As mentioned a lot of the individual policies poll pretty well. Once voters have a better idea about the real legisliation it will become more popular.
2)Some of the declining popularity has been about the process which was interminable and inevitably messy. Now that it is more or less over that will dissipate.
Contrary to some analysis a fair bit of the bill kicks in this year before the election. Kevin Drum has a postwith the list of the stuff which will benefit voters before the election. As they see concrete benefits coming from the bill, its popularity will improve.
Finally I think health care will be more important to the election than many people think. Right now the conventional wisdom is that the economy is what matters. And certainly that could prove to be true it moves sharply in either direction. Obviously a strong recovery will help Democrats and a further decline could doom their majorities. However there is an intermediate outcome which would neither help nor hurt Democrats much and right it is looking pretty likely: a decent enough recovery without truly robust job growth.
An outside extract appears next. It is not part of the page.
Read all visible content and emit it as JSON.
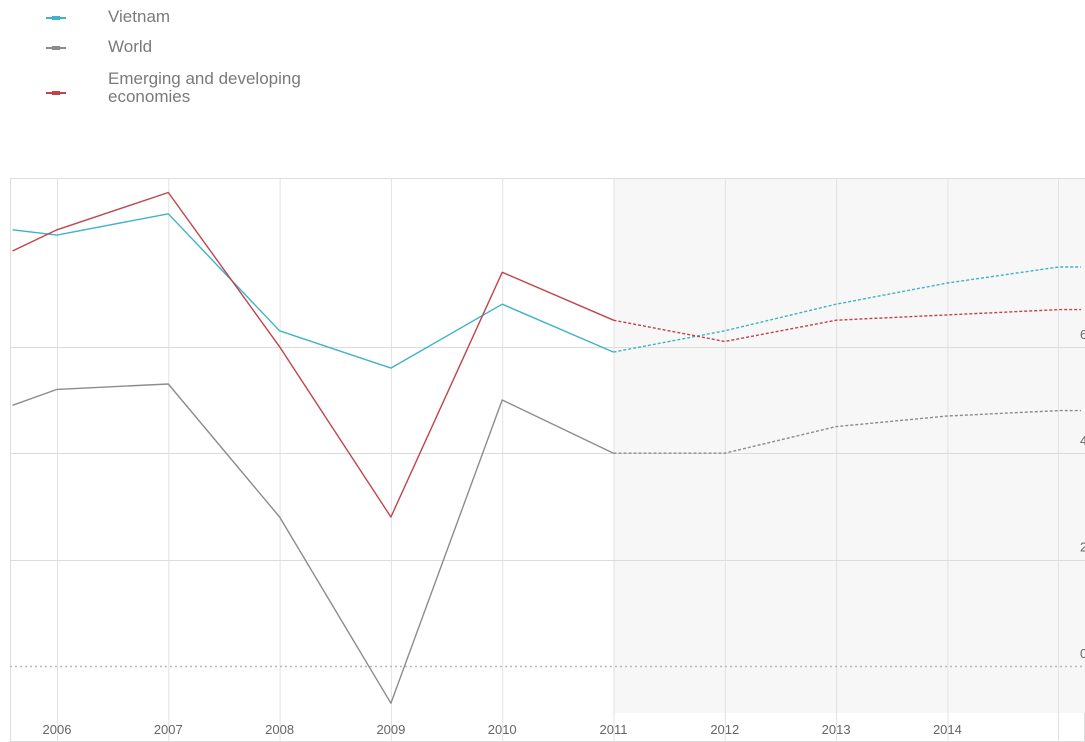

In that case health care could become the biggest issue in the election. What this means is that every Democrat who voted for it needs to take a look at that list and figure out ways to explain to their constituents why the bill is good for them. This is exactly what I expect them and Obama to do and ultimately my hunch is it will work.
I think this is consistent with what the polls have been showing lately. People like the changes that are involved with the new law, but Republicans have been much more successful at publicizing their … I don’t know if I want to call it a message … their version of what the bill is about than Obama and his supporters have, so people have a sense the bill is evil even though they like some or most of its components. And everyone was frustrated by the amount of time the debate took. So I can see its popularity going up from here, particularly if Obama can start communicating successfully.
Moms. Moms who worry and fret about their young adult children not having health insurance, and now get to keep thier children on their insurance until those kids are 26. Not to say Dads won’t feel similarly, but they don’t feel it as intensely as Moms do. The Pubbie who campaigns to repeal that is going to have trouble with Moms.
This bill is sausage and everyone wanted to see the sausage made. I support HCR but I was getting nervous about the process and when I found out that Nebreaska and Louisiana were getting sweetheart deals, it made the lack of transparency even more ominous. now that the bill is out and the reconciliation amendment strips most of the offensive portions of the bill, I am feeling pretty good about it. I hope it improves over time.
The 538 piece is correct in the sense that the CNN poll numbers largely reflect a bounce and emotional response to it getting passed. This is a pretty common response. For example, I’d guess that Obama’s approval numbers were never higher than shortly after he got elected; I remember us talking in January saying that he had lower approval numbers after one year than any other president in the history of Gallup polling.
Lantern, you mention that a lot of the individual pieces of the bill poll as popular. But the overall bill was polling as unpopular right up to this bounce. There was an interesting piece in the WaPo by Krauthammer as to why that could happen.
I think the biggest affect on its popularity will be on how the details play out. Will they actually take the $500b out of Medicare and $200b out of DocFix to pay for this, as they said the would (so it would ‘reduce’ the deficit)? If so, will taking all that money out of the healthcare delivery system have an adverse affect on Americans’ healthcare? (especially seniors’ healthcare… those geezers get out and vote). Will the 118 new boards and commissions created by this bill actually streamline things? Or will this new bureaucracy make things worse? We’ll see.